If you’re old enough you should remember that tabs were often set to 4 characters in editors. When that was printed, a tab got expanded to 8 characters by the printer. Nicely formatted code came out skewed. Especially interesting were lines where a tab began the line but after editing the tab was in the middle of the line but didn’t disturb the formatting in the editor. When printed it really screwed up the formatting.
We could visually see this in the printouts and knew what was happening but couldn’t prove it using them. Bill showed it with his line by line comparison. The Kid claimed a great memory and that he’d recreated the code, not copied it. But couldn’t answer how he recreated it with tab characters in exactly the same place.
I led off testifying. The next day D talked about settlement but didn’t fold until P’s lawyers slammed Bill’s work on the table basically saying, “Wait! There’s more!”. The settled.
Bill was going to do more research on the hidden character situation similar to the article but I don’t know what happened with it.
junk characters can wreak havoc somewhere i heard of a flaw in ntfs that if you renamed a file with a given character it caused windows to lock the file as in use and you either could not open it or delete it until you restarted.
And in modern days we use auto-indenting software :)
I wonder if hidden UTF8 symbols would confuse compiler? (Some certainly did it just a year or so back).
I think it is strange they went down to functional comparison, although algorithms can be copyrighted, and subsequently knowledge of those algorithms cannot legally be replicated elsewhere without the permission of the copyright holder, unless they prove those functions implement copyrighted algorithms it should be nonsense.
What else is copyrighted is design, which a pictorial icon defiantly can be considered part of, I think if there was a similarity its foolish they did not remove something so insignificant.
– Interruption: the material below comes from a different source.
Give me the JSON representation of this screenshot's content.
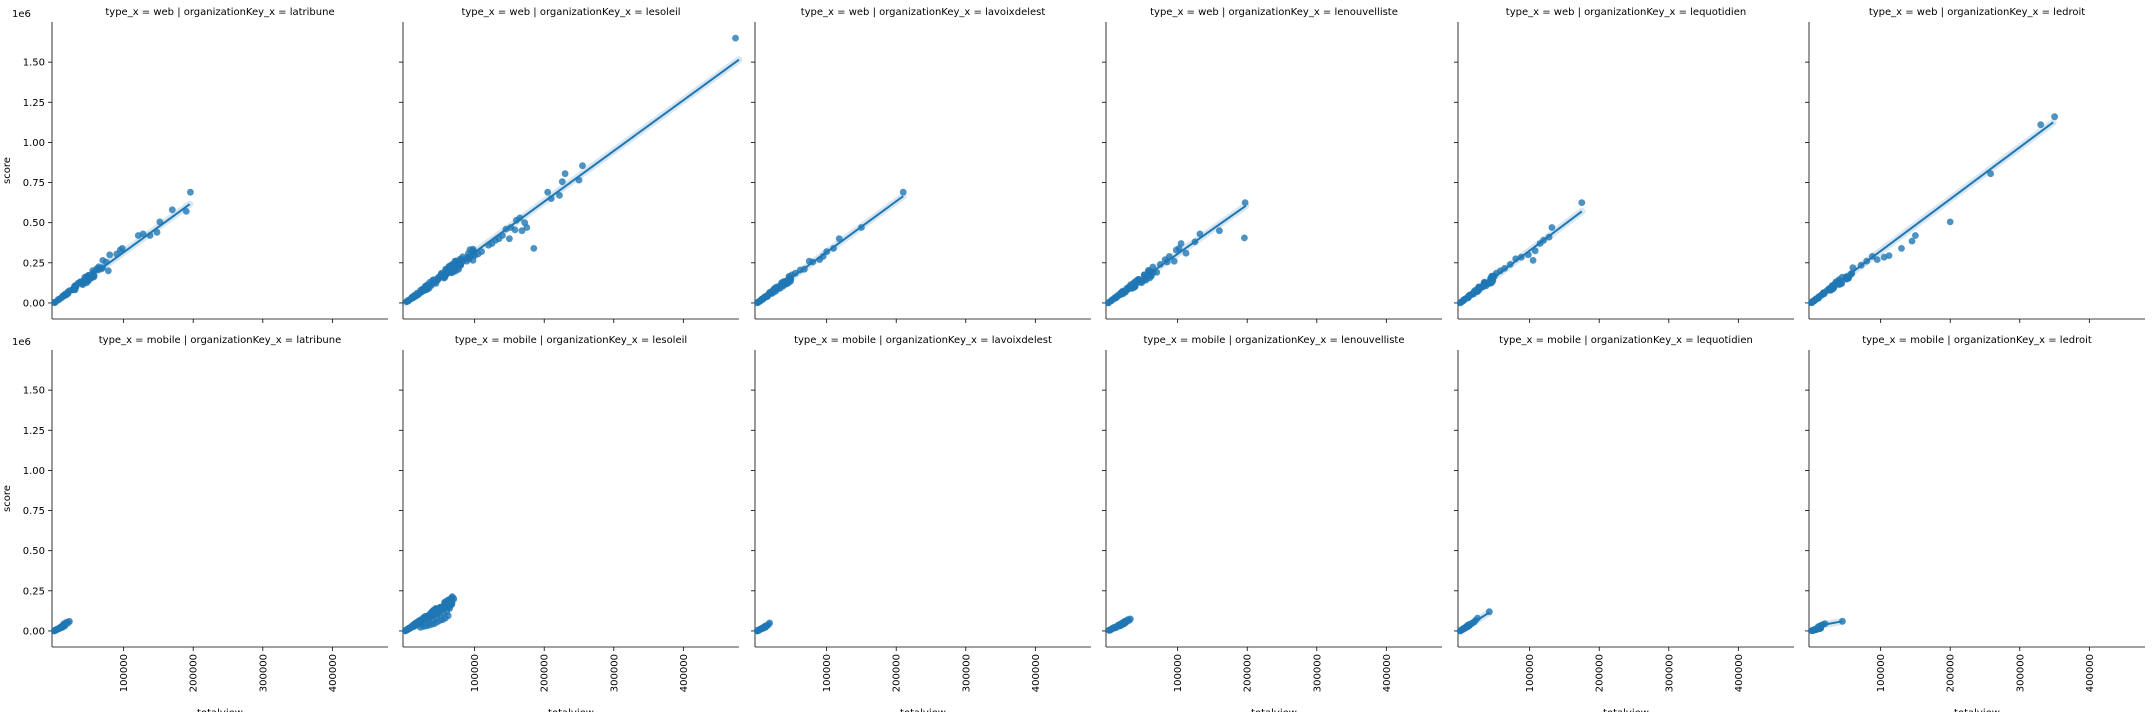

As for copying functions code reuse is a common part of implementation, often programmers will keep their gold code examples 5-10 lines or so, of course if they copied it from somewhere else what is described here is a perfect example why they should not, because the possibility of potential vulnerabilities introduced.
In the contrary if they copied entire functional blocks, i.e. files, classes, modules, that is clear copyright violation, it is part of the design, and you are reselling the same product or effort to implement. But then I guess it can get all hazy and tends to end with whoever has the largest legal budget.
So if you are going to leak a document.. and need it in a searchable digital format… print to pdf and then OCR it?
nah… cause the printer prints the hidden characters in invisible ink. ;)
it doesn’t work with textedit on mac they show up as question mark boxes.
I white-space character encoded my commercial software downloads with PayPal receipt details, to find out which miserable sod had been uploading source to Chinese ‘sharing’ sites, and putting me out of business.
I suspect those DVD rental machines, the ones that burn disks to order, don’t take cash and require a credit card, employ a similar ‘fingerprinting’ scheme?
reminds me of how you can hide whole novels inside images
post it online, then a person saves the image and then renames it as a rar
unzips it and the novel is inside
illegal obviously but is a unique subversive way of file sharing
You could interleave a signed checksum into it too. This would let you prove that it was your text and that it was a full and accurate copy.
Not at all difficult to detect. OCR text, count characters, count bytes, compare.
Yes and you can firewall it completely by streaming all of your text through a tiny sed script in a pipeline, or just view it in a hex editor, but that is not the point of the exercise and there are multiple valid use cases that do not rely on it being undetectable.
Current version of MS Word seems to eat the special characters even if pasted with formatting.
Regular Notepad is fooled unless you select “Show Unicode Control Characters” – at which point the zero width characters appear.